Dr. Marsha stared at the smiling boy sitting across from her. She knew why he was there and had expected some surly mess looking at her as if trying to burn her with his hatred, but he just sat on the couch and smiled peacefully. She envied him, for a second there, but then pushed it out of her head. She had a job to do.

“Well, Mark, there are many things you can only get from people.”

He didn’t like that she kept saying his name: it felt like she was forcing him to stay appeared, against his will.

stop saying my name he wrote.

“Why does that bother you, M—ahmm. Do you dislike your name?”

no problem with my name. but stop saying it anyway.

“Well, fine. We’re here to talk any way you’d like. So what is it like, being ‘disappeared’?”

it’s fine you don’t have to do anything but watch people.

“Well,” she said, “well, uh, ahmm.”

He looked at her with faint surprise. Her eyes had defocused and she wasn’t looking at the pad she was writing on, anymore.

“Ermm—ahem,” she muttered, glancing around. She tried to remember who she was meeting with, but it kept slipping away. So she went over to her desk and started opening her mail.

Mark smiled to himself, a great big beaming smile that he’d practiced from Alice In Wonderland, for just this occasion, and walked out.



The next day—the first Tuesday in May—he left the house quietly, so as not to disturb his parents, and he went to school for the last time. He hung around until lunch, stealing the French fries from under the security guard’s nose and putting post its on every locker in the grade. They spelled out “Farewell!” but out of order—he was starting to get the hang of this disappearing trick.

Then, at lunch, he strode confidently into the lunchroom. Around him, his classmates poured like earthbound shadows, thin and plodding simultaneously.

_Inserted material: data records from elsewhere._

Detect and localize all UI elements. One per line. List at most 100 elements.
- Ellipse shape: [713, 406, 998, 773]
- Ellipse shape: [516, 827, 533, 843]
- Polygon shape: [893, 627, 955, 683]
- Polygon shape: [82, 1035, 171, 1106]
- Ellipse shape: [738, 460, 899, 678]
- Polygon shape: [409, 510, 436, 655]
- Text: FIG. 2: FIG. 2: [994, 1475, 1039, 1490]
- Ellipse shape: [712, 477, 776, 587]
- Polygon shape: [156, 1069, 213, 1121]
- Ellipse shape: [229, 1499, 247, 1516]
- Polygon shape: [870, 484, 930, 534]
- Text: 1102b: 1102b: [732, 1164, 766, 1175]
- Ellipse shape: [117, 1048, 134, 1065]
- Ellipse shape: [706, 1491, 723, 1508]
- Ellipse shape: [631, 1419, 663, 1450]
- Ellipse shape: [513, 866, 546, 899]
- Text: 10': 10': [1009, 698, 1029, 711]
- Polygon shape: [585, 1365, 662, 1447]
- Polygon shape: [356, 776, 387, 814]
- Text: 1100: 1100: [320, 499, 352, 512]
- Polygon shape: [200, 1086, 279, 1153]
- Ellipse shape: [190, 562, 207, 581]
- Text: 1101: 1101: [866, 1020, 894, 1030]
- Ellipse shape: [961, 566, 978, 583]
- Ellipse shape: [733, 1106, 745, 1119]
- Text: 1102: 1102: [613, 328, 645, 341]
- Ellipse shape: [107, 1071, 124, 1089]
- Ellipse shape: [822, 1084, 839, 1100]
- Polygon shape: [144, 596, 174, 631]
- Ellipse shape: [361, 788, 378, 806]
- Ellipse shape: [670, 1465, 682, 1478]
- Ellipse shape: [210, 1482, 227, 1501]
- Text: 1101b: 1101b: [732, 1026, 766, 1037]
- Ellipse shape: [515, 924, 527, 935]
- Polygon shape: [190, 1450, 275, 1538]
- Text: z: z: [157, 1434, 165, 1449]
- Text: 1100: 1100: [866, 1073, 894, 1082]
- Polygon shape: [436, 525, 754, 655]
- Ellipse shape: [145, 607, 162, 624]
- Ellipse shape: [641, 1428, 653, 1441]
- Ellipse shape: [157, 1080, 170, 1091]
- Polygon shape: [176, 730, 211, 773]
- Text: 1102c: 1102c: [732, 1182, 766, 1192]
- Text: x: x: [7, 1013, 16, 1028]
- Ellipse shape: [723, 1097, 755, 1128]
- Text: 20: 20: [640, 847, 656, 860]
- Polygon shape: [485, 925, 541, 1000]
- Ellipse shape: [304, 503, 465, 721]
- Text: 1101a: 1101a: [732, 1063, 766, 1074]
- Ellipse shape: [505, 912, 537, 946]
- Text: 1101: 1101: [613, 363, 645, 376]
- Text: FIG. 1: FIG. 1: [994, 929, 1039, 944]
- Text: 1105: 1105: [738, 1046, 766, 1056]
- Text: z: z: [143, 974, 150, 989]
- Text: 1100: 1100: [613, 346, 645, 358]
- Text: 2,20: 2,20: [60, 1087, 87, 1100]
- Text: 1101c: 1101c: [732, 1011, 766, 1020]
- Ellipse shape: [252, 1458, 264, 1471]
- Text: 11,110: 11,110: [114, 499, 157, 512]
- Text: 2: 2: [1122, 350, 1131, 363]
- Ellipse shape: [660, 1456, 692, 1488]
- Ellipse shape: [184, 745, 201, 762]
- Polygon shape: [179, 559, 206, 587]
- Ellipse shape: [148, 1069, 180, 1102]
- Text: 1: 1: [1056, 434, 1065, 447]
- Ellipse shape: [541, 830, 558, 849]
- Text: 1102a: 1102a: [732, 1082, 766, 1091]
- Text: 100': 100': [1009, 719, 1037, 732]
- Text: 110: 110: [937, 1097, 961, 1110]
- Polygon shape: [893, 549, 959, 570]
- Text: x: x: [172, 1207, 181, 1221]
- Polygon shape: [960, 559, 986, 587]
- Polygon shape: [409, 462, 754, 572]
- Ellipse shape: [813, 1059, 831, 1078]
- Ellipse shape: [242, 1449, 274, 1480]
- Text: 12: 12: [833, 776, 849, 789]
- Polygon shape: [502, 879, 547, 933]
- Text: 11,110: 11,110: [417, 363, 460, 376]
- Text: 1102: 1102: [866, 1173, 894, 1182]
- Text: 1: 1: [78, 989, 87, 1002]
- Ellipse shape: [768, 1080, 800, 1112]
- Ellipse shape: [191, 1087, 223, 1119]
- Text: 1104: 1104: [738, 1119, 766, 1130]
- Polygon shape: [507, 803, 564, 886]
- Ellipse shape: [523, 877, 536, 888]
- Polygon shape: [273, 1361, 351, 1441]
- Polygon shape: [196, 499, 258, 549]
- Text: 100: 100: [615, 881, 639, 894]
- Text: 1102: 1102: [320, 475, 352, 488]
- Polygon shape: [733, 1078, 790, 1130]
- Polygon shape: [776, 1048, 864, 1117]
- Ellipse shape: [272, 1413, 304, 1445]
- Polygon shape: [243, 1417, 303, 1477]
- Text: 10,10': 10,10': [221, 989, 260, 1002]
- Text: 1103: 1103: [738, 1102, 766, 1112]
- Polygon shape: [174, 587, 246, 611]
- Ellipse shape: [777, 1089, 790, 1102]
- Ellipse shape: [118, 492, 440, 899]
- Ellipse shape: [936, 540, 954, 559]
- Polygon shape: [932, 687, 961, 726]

He found the center table in the cafeteria, the one occupied by students so stratospherically cool he would have been hard-pressed to trip over their bags only a few months before. He hopped up onto the bench between two of them, and then up onto the table. He stamped one foot down on it, and shouted at the top of his lungs:

“I, Mark Feldman, am out of here!”

The lunchroom went on, unnoticing. Did that kid in the corner glance up? Maybe just a trick of the light, or a coincidence. He glanced away soon enough, regardless.

Mark chuckled, stepped down, and left.



He walked to the park. He thought he might understand the girl’s motives better now, if they were anything like his own, and he didn’t really worry about place or time. The place would be the same as always, the time whenever he got there.

Nevertheless, he decided not to let her get away without a little ragging for how snide she was last time. He took a long way around, out past the cherry blossoms and back. She might not know about it if she’d simply been following him before. And, true to his guess, there she was, sitting on the bench. He was struck by how real she suddenly looked, filling her t-shirt and capris, now, not with body parts but simply self, in comparison to the crowds and things that sloughed around him, thin and wisplike. He snuck up on her anyway, put his hands on her eyes and whispered:

“Guess who?”

She started, swatted his hands away. He laughed as she turned and recognized him. She shot him a glare but gave up on it, ending in the flashbulb brilliance of a smile.

She indicated the seat next to her. Mark sat.

“I wasn’t sure you’d show up,” she said.

“Me either,” Mark replied.

“I’m really impressed,” she said, smiling again.

“Thank you,” Mark said, with a little seated half-bow. She laughed.

“Sorry I gave you such a hard time, before,” she said, but he shrugged it off.

“So,” he said, “what do you do?”

“Mostly this,” she said, “mostly this. It’s more fun than they give it credit for.”

They sat on the bench, while just up the dirt path it rained cherry petals.

And I haven’t seen either of them since.